Oracle 11G - Performance effect of indexing at insert

mon picture mon · Jul 2, 2015 · Viewed 8.4k times · Source

Objective

Verify if it is true that insert records without PK/index plus create thme later is faster than insert with PK/Index.

Note
The point here is not about indexing takes more time (it is obvious), but the total cost (Insert without index + create index) is higher than (Insert with index). Because I was taught to insert without index and create index later as it should be faster.

Environment

Windows 7 64 bit on DELL Latitude core i7 2.8GHz 8G memory & SSD HDD
Oracle 11G R2 64 bit

Background

I was taught that insert records without PK/Index and create them after insert would be faster than insert with PK/Index.

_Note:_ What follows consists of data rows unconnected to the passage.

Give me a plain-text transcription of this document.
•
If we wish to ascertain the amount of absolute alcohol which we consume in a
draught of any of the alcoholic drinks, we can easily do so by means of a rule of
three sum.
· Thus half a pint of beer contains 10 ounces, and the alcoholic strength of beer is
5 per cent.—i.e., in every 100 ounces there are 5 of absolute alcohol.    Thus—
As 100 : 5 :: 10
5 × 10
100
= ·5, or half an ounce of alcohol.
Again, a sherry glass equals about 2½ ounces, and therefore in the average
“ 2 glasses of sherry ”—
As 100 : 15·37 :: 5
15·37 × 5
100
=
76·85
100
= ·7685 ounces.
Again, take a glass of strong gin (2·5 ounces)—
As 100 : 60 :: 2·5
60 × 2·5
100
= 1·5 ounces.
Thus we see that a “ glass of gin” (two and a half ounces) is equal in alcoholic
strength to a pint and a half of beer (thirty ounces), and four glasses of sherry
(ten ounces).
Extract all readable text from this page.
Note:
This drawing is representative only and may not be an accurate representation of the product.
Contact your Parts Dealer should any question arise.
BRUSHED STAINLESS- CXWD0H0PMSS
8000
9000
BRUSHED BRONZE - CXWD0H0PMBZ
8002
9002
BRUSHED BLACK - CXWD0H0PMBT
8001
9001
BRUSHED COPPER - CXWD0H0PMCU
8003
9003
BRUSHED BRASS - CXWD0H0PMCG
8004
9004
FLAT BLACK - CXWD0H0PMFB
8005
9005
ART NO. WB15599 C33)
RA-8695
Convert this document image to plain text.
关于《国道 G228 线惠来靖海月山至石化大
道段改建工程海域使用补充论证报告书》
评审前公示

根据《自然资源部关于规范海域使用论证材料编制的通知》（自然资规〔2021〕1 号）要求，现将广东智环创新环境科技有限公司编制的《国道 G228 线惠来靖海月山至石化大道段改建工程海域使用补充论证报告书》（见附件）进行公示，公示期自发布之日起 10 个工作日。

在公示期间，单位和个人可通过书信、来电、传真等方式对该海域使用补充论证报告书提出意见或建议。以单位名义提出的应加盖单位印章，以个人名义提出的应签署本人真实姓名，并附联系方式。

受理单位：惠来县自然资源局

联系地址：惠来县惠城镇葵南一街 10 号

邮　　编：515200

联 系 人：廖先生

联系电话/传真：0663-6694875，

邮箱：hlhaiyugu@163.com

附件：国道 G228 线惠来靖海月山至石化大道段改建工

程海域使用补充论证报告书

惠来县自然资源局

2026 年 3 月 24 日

However 1 million record inserts with PK/Index was actually faster than creating PK/Index later, approx 4.5 seconds vs 6 seconds, with the experiments below. By increasing the records to 3 million (999000 -> 2999000), the result was the same.

Conditions

  • The table DDL is below. One bigfile table space for both data and index.
    (Tested a separate index tablespace with the same result & inferior overall perforemace)
  • Flush the buffer/spool before each run.
  • Run the experiment 3 times each and made sure the results were similar.

SQL to flush:

ALTER SYSTEM CHECKPOINT;
ALTER SYSTEM FLUSH SHARED_POOL;
ALTER SYSTEM FLUSH BUFFER_CACHE;

Question

Would it be actually true that "insert witout PK/Index + PK/Index creation later" is faster than "insert with PK/Index"?

Did I make mistakes or missed some conditions in the experiment?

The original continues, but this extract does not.